© JUNGE FREIHEIT Verlag GmbH & Co.  www.jungefreiheit.de    42/00 13. Oktober 2000

 
Freiheit statt Einheit
von Moritz Schwarz

Joschka Fischer gebührt Anerkennung für seinen mutigen Vorschlag, den deutschen Nationalfeiertag vom bürokratisch-aseptischen 3. Oktober auf den vibrierend-lebendigen 9. November zu verlegen.

Daß an diesem Tage, zweiundfünfzig Jahre zuvor, die "Reichskristallnacht" stattgefunden hatte, verhinderte vor zehn Jahren dessen Ernennung zum Nationalfeiertag der Deutschen. Angesichts der üblichen Verengung deutscher Geschichte auf die zwölf Jahre der nationalsozialistischen Diktatur konnten selbst im Augenblick des Mauerfalls die verhärmten Seelen der bundesdeutschen Bedenkenträger sich nicht einfach über den 9. November als nun mal "von der Geschichte" ausgewählten Tag der deutschen Einheit freuen. Dabei hätte sich selbst unter dem gewichtigen Gesichtspunkt der undeutschen Judenhatz von 1938 der 9.November zum nationalen Feier- und Gedenktag geeignet. Tut doch der Schwur auf die Einheit der Nation gerade in Erinnerung an eine Zeit not, in der die Einheit des deutschen Volkes von zur Macht gelangten ideologischen Spaltern entzweigelogen wurde.

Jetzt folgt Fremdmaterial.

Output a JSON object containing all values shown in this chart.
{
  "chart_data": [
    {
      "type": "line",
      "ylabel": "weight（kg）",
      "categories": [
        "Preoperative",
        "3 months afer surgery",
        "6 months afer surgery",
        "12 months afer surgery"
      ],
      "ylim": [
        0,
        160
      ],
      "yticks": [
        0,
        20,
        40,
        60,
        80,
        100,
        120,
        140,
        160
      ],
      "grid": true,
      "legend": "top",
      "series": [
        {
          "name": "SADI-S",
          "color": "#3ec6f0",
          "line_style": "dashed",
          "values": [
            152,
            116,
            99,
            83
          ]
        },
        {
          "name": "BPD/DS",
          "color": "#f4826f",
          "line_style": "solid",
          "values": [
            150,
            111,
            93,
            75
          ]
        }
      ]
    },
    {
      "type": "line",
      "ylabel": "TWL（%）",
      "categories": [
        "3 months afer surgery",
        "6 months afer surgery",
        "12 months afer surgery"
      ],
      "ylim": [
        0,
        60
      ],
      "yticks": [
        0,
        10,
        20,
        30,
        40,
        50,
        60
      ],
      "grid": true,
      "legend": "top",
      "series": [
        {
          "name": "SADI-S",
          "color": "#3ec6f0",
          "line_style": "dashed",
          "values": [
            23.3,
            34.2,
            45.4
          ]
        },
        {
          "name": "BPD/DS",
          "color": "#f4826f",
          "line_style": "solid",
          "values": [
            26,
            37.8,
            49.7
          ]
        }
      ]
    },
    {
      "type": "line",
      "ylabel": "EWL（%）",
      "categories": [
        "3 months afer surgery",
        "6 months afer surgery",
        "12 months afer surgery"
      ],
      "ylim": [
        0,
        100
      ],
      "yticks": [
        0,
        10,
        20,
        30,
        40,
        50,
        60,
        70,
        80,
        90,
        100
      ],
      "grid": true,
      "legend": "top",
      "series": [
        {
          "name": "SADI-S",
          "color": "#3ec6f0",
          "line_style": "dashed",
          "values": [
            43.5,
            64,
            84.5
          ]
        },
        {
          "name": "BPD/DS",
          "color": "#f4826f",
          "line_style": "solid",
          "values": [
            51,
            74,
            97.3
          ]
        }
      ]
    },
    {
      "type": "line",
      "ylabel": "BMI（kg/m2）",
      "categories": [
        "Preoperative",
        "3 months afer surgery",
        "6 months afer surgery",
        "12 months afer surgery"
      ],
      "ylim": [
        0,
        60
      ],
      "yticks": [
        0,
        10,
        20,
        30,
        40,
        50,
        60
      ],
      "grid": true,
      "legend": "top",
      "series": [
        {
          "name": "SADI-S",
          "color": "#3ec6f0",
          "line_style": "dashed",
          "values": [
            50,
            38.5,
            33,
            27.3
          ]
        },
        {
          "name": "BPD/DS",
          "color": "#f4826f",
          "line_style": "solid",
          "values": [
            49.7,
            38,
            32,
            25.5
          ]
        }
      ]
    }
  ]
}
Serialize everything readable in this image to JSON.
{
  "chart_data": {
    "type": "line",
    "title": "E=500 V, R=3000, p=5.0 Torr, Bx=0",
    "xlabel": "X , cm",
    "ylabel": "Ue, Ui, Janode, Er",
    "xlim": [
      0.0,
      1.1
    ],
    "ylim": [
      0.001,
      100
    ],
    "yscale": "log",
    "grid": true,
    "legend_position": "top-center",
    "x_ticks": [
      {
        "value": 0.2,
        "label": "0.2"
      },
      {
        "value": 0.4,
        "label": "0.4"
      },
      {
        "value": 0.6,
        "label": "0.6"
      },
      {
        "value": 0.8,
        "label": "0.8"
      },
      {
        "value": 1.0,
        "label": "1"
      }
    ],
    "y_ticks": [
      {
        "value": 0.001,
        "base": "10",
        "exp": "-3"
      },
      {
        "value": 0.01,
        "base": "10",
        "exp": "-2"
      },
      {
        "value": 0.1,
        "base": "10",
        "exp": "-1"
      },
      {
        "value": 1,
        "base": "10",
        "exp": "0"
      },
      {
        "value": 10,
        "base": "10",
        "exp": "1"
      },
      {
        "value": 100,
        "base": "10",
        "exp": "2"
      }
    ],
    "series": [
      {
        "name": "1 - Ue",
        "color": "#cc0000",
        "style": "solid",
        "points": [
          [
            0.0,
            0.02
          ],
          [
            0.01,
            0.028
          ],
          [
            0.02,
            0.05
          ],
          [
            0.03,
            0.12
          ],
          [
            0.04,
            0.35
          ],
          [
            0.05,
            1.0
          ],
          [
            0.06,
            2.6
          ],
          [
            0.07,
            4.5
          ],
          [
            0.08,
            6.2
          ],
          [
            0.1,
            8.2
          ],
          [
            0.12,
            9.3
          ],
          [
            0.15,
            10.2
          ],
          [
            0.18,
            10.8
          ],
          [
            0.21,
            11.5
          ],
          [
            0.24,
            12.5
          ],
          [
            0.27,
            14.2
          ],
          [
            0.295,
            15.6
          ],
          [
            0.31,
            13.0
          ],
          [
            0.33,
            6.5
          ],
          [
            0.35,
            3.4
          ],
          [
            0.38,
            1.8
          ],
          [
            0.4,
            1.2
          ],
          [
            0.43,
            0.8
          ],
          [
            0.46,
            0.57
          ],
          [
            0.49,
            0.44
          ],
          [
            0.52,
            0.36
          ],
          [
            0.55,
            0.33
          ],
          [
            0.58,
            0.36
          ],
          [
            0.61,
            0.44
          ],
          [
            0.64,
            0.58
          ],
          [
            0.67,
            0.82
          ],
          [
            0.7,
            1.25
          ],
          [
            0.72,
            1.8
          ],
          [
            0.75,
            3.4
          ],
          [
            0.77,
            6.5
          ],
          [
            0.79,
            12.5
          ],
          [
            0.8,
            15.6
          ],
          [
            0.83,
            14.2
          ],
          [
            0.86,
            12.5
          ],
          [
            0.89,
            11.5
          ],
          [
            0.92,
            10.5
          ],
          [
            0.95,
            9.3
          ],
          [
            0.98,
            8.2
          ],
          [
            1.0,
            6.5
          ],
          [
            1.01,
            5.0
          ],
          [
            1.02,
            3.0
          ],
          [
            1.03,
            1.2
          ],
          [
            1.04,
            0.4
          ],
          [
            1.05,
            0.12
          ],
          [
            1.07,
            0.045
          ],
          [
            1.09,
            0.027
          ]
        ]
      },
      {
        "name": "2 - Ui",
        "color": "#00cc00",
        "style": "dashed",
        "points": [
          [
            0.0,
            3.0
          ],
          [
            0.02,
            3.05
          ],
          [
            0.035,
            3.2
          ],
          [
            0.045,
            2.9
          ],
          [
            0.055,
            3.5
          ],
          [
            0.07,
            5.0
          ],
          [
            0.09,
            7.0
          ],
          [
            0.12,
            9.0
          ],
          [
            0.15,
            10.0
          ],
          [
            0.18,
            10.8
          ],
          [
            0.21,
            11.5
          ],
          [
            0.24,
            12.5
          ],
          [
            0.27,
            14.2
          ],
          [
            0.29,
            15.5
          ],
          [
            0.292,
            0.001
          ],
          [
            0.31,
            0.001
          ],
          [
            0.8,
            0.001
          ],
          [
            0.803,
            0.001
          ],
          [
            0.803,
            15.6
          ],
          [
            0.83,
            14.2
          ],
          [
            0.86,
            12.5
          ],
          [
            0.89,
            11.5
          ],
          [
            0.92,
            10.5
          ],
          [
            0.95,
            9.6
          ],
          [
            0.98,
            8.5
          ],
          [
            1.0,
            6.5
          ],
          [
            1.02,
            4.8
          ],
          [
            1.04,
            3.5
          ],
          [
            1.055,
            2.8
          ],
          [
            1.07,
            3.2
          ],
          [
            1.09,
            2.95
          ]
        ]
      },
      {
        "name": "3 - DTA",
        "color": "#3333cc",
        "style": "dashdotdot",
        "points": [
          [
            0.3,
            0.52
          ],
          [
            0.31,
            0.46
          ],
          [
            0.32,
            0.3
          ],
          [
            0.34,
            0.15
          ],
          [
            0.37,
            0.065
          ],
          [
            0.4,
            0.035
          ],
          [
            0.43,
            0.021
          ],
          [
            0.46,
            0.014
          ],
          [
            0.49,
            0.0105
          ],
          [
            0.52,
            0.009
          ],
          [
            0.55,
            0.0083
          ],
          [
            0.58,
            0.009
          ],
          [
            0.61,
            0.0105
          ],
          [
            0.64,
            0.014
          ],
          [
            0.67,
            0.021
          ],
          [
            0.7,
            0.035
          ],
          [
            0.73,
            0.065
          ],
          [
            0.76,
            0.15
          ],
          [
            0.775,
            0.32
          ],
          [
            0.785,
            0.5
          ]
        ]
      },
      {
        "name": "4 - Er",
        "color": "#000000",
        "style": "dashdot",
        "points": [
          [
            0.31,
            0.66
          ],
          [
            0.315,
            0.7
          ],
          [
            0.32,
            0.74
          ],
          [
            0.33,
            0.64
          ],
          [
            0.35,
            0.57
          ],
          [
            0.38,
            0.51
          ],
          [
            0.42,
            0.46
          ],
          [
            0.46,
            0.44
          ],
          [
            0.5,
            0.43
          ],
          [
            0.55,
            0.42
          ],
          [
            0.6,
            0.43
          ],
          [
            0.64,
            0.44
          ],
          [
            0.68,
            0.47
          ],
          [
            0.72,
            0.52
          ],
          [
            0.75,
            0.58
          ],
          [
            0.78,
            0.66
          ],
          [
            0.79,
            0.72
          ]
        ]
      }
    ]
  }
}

Doch so überzeugend Fischers Vorschlag eigentlich ist, gilt es doch dessen unterschwellige Motive zu bedenken. Im Zuge des Zeitgeist-Bemühens, die deutsche Einheit zu entnationalisieren, droht mit einem 9. November als Feiertag eine Umwertung dieses Tages: "Mauerfall" soll künftig in erster Linie mit "Freiheit", statt mit "Einheit" assoziiert werden. So will Fischer, bewußt oder unbewußt das ideologische Problem "deutsche Einheit" unbemerkt entsorgen.